What are common mistakes made during Article 32 hearings by defense counsel?

While the Article 32 hearing is a powerful tool, inexperienced or unprepared defense counsel can make several common mistakes that limit its effectiveness. One of the most significant errors is conducting an overly aggressive or trial-style cross-examination. The goal of the hearing is primarily discovery, not to “win” the case at that moment. A lawyer who reveals their entire trial strategy or unnecessarily antagonizes a witness may lose the element of surprise and gain little valuable information.

Another common mistake is failing to adequately prepare. This includes not thoroughly reviewing the investigative file, not researching the legal elements of the offenses, and not preparing a detailed plan for cross-examining each witness. An unprepared counsel may miss opportunities to probe for weaknesses, fail to ask critical follow-up questions, and neglect to establish a record on key issues. The hearing is not the time for improvisation.

A third error is waiving the presence of key government witnesses. The government may prefer to rely on sworn statements or hearsay from an investigator. A defense counsel who agrees to this without a fight gives up the crucial opportunity to cross-examine the live witness, test their credibility, and lock them into testimony. Demanding the presence of essential witnesses is a fundamental right and a key function of the hearing.

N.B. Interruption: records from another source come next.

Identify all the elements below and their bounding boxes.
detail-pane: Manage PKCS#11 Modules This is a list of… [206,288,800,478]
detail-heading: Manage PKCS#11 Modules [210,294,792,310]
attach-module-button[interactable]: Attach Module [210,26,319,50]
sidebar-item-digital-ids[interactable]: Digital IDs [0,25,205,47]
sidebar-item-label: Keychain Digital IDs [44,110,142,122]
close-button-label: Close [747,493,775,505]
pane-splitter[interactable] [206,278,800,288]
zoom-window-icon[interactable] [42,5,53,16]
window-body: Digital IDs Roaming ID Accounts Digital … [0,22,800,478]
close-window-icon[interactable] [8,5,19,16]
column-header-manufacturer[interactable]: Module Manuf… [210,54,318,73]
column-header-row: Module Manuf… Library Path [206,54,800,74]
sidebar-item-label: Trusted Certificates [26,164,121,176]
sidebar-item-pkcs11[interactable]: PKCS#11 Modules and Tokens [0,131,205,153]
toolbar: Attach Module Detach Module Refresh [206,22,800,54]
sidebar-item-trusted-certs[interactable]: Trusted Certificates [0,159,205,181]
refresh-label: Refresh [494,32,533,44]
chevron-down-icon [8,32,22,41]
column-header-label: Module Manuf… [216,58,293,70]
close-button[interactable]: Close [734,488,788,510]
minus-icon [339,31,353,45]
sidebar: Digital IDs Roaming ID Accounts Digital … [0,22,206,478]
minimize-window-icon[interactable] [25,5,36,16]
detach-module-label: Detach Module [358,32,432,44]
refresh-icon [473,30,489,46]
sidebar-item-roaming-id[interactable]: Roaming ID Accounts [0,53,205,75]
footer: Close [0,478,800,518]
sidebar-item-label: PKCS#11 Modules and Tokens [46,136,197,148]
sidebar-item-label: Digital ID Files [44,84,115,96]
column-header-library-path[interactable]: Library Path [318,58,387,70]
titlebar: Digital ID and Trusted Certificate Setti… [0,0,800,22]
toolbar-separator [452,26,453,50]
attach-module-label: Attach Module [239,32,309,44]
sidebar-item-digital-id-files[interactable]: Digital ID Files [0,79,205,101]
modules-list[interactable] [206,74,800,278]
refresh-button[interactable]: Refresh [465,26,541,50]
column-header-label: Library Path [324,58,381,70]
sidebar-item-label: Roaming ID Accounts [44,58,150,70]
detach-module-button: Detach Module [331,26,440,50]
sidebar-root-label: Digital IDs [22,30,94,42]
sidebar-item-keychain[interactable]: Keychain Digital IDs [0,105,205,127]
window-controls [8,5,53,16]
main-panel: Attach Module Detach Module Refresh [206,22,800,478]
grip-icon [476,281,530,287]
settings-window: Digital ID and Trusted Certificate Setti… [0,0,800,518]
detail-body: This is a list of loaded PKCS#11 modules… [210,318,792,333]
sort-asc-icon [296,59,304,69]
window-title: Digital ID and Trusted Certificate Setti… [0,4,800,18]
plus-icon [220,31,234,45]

Finally, some counsel may fail to use the hearing to build a case for a favorable disposition. They might focus solely on attacking the government’s case without presenting their own mitigating evidence or character witnesses. A well-rounded presentation can influence the Preliminary Hearing Officer’s recommendation on the appropriate forum or even lead to pretrial diversion, an opportunity missed by a purely oppositional approach.